Il vaginismo a livello psicologico
Sebbene il vaginismo sia spesso considerato un disturbo fisico, ci sono anche fattori psicologici che possono contribuire al suo sviluppo.
Ad esempio, l’ansia da prestazione sessuale, le paure legate alla sessualità o i traumi sessuali passati possono contribuire allo sviluppo del vaginismo.
Inoltre, il vaginismo può essere il risultato di una combinazione di fattori fisici e psicologici. Ad esempio, se una donna ha sperimentato dolore durante la penetrazione a causa di una condizione medica, potrebbe sviluppare un riflesso di contrazione muscolare involontaria per evitare ulteriori danni o dolore, che potrebbe peggiorare nel tempo e diventare vaginismo.
Il vaginismo può essere trattato con successo attraverso una combinazione di terapie fisiche e psicologiche, come l’utilizzo di dilatatori vaginali per allentare la tensione muscolare e la terapia sessuale per aiutare a gestire l’ansia e le paure legate alla sessualità.
Il vaginismo e l’abuso sessuale
L’abuso sessuale può avere molteplici effetti negativi sulla salute mentale e sessuale delle persone, tra cui il vaginismo.
In particolare, le donne che hanno subito abusi sessuali possono sviluppare un riflesso di contrazione involontaria dei muscoli vaginali durante la penetrazione, come forma di protezione contro ulteriori danni o lesioni.
Il vaginismo può essere un sintomo di disturbo da stress post-traumatico (PTSD) in seguito all’abuso sessuale, o può essere associato ad altri disturbi dell’umore, come la depressione o l’ansia.
Tuttavia, è importante notare che non tutte le donne che hanno subito abusi sessuali sviluppano vaginismo. La risposta al trauma sessuale è altamente individuale e dipende da molteplici fattori, tra cui la gravità e la durata dell’abuso, l’età in cui è avvenuto e il supporto emotivo e psicologico ricevuto dopo l’evento.
Il trattamento del vaginismo nelle donne che hanno subito abusi sessuali richiede spesso una particolare attenzione e cura da parte degli operatori sanitari, poiché può essere associato ad ansia, paura, vergogna e altri problemi emotivi che richiedono un approccio integrato che coinvolga psicologi e terapeuti specializzati.
Disturbi dell’umore collegati al vaginismo
I disturbi dell’umore, come la depressione e l’ansia, possono essere collegati al vaginismo.

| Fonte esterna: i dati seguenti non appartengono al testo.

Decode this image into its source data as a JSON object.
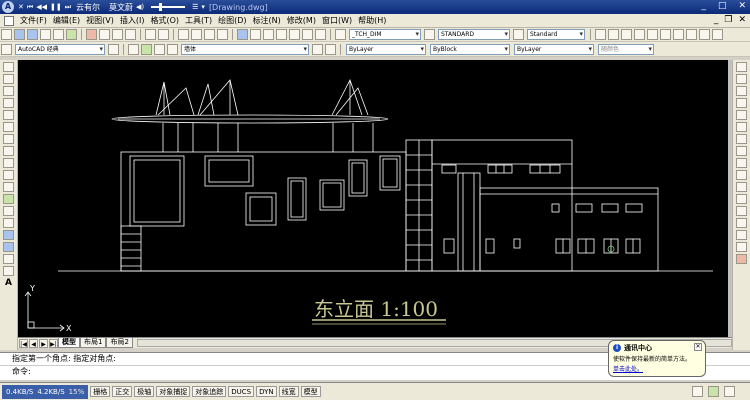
{
  "media": {
    "track": "云有尔",
    "artist": "莫文蔚",
    "doc_title": "[Drawing.dwg]"
  },
  "menu": [
    "文件(F)",
    "编辑(E)",
    "视图(V)",
    "插入(I)",
    "格式(O)",
    "工具(T)",
    "绘图(D)",
    "标注(N)",
    "修改(M)",
    "窗口(W)",
    "帮助(H)"
  ],
  "toolbar1": {
    "text_style": "_TCH_DIM",
    "dim_style": "STANDARD",
    "table_style": "Standard"
  },
  "toolbar2": {
    "workspace": "AutoCAD 经典",
    "layer": "墙体",
    "color": "ByLayer",
    "linetype": "ByBlock",
    "lineweight": "ByLayer",
    "plot_style": "随颜色"
  },
  "drawing": {
    "title": "东立面 1:100",
    "axis_y": "Y",
    "axis_x": "X"
  },
  "tabs": [
    "模型",
    "布局1",
    "布局2"
  ],
  "command": {
    "history": "指定第一个角点: 指定对角点:",
    "prompt": "命令:"
  },
  "status": {
    "net_up": "0.4KB/S",
    "net_down": "4.2KB/S",
    "cpu": "15%",
    "buttons": [
      "栅格",
      "正交",
      "极轴",
      "对象捕捉",
      "对象追踪",
      "DUCS",
      "DYN",
      "线宽",
      "模型"
    ]
  },
  "comm_center": {
    "title": "通讯中心",
    "message": "使软件保持最新的简单方法。",
    "link": "单击此处。"
  },
  "colors": {
    "canvas_bg": "#000000",
    "drawing_lines": "#ffffff",
    "title_text": "#c8c890",
    "title_bar": "#0b2a78"
  }
}
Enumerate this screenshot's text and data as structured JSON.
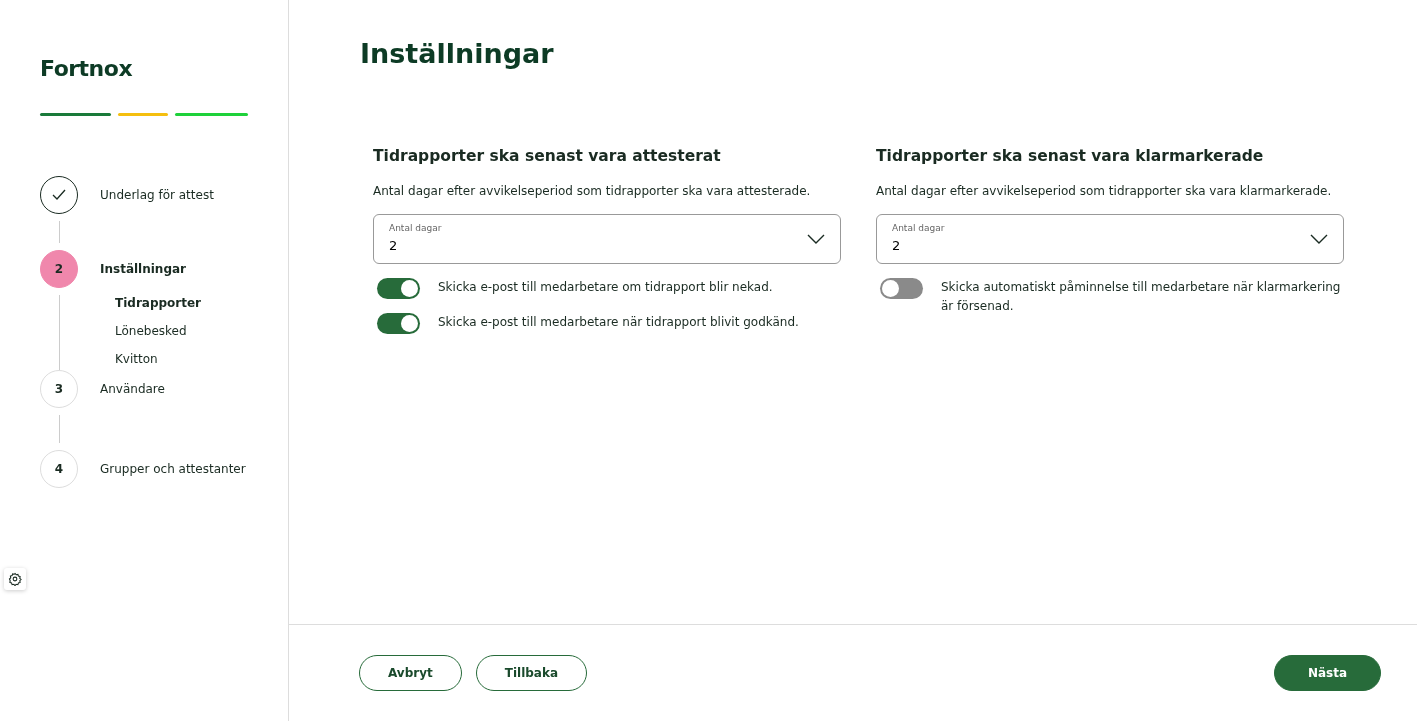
{
  "sidebar": {
    "logo": "Fortnox",
    "steps": [
      {
        "label": "Underlag för attest",
        "completed": true,
        "selected": false
      },
      {
        "marker": "2",
        "label": "Inställningar",
        "completed": false,
        "selected": true,
        "children": [
          {
            "label": "Tidrapporter",
            "selected": true
          },
          {
            "label": "Lönebesked",
            "selected": false
          },
          {
            "label": "Kvitton",
            "selected": false
          }
        ]
      },
      {
        "marker": "3",
        "label": "Användare",
        "completed": false,
        "selected": false
      },
      {
        "marker": "4",
        "label": "Grupper och attestanter",
        "completed": false,
        "selected": false
      }
    ]
  },
  "page_title": "Inställningar",
  "sections": [
    {
      "heading": "Tidrapporter ska senast vara attesterat",
      "description": "Antal dagar efter avvikelseperiod som tidrapporter ska vara attesterade.",
      "select": {
        "label": "Antal dagar",
        "value": "2"
      },
      "toggles": [
        {
          "label": "Skicka e-post till medarbetare om tidrapport blir nekad.",
          "on": true
        },
        {
          "label": "Skicka e-post till medarbetare när tidrapport blivit godkänd.",
          "on": true
        }
      ]
    },
    {
      "heading": "Tidrapporter ska senast vara klarmarkerade",
      "description": "Antal dagar efter avvikelseperiod som tidrapporter ska vara klarmarkerade.",
      "select": {
        "label": "Antal dagar",
        "value": "2"
      },
      "toggles": [
        {
          "label": "Skicka automatiskt påminnelse till medarbetare när klarmarkering är försenad.",
          "on": false
        }
      ]
    }
  ],
  "footer": {
    "buttons": [
      {
        "label": "Avbryt",
        "kind": "outline"
      },
      {
        "label": "Tillbaka",
        "kind": "outline"
      },
      {
        "label": "Nästa",
        "kind": "primary"
      }
    ]
  }
}
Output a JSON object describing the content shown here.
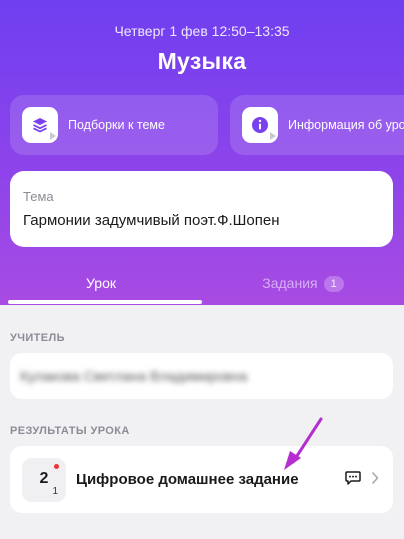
{
  "header": {
    "datetime": "Четверг 1 фев  12:50–13:35",
    "title": "Музыка"
  },
  "shortcuts": [
    {
      "label": "Подборки к теме",
      "icon": "layers-icon"
    },
    {
      "label": "Информация об уроке",
      "icon": "info-icon"
    }
  ],
  "topic": {
    "caption": "Тема",
    "value": "Гармонии задумчивый поэт.Ф.Шопен"
  },
  "tabs": {
    "lesson": "Урок",
    "tasks": "Задания",
    "tasks_count": "1"
  },
  "teacher": {
    "section_label": "УЧИТЕЛЬ",
    "name_redacted": "Кулакова Светлана Владимировна"
  },
  "results": {
    "section_label": "РЕЗУЛЬТАТЫ УРОКА",
    "grade": "2",
    "weight": "1",
    "name": "Цифровое домашнее задание"
  },
  "colors": {
    "accent": "#7a41ee",
    "annotation_arrow": "#b52fd0",
    "unread_dot": "#e8343b"
  }
}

Le donne che soffrono di depressione o ansia possono avere difficoltà a rilassarsi durante il rapporto sessuale e possono avere difficoltà a provare piacere sessuale. Inoltre, l’ansia associata al vaginismo può causare una sensazione di panico o di incapacità di controllare i propri muscoli vaginali.
D’altra parte, il vaginismo può causare stress e frustrazione, che possono portare a disturbi dell’umore come la depressione.
La difficoltà a avere rapporti sessuali può anche portare a problemi di relazione e isolamento sociale, che possono peggiorare ulteriormente i sintomi depressivi o ansiosi.
È importante notare che il vaginismo non è una conseguenza diretta della depressione o dell’ansia, ma è piuttosto una risposta fisica e psicologica a fattori che possono includere anche problemi di autostima, relazionali o di disfunzione sessuale.
Tuttavia, il trattamento dei disturbi dell’umore può aiutare a ridurre i sintomi di ansia e depressione associati al vaginismo, migliorando la qualità della vita sessuale e relazionale delle donne che ne soffrono. Inoltre, il trattamento del vaginismo può anche migliorare la salute mentale e il benessere generale della persona.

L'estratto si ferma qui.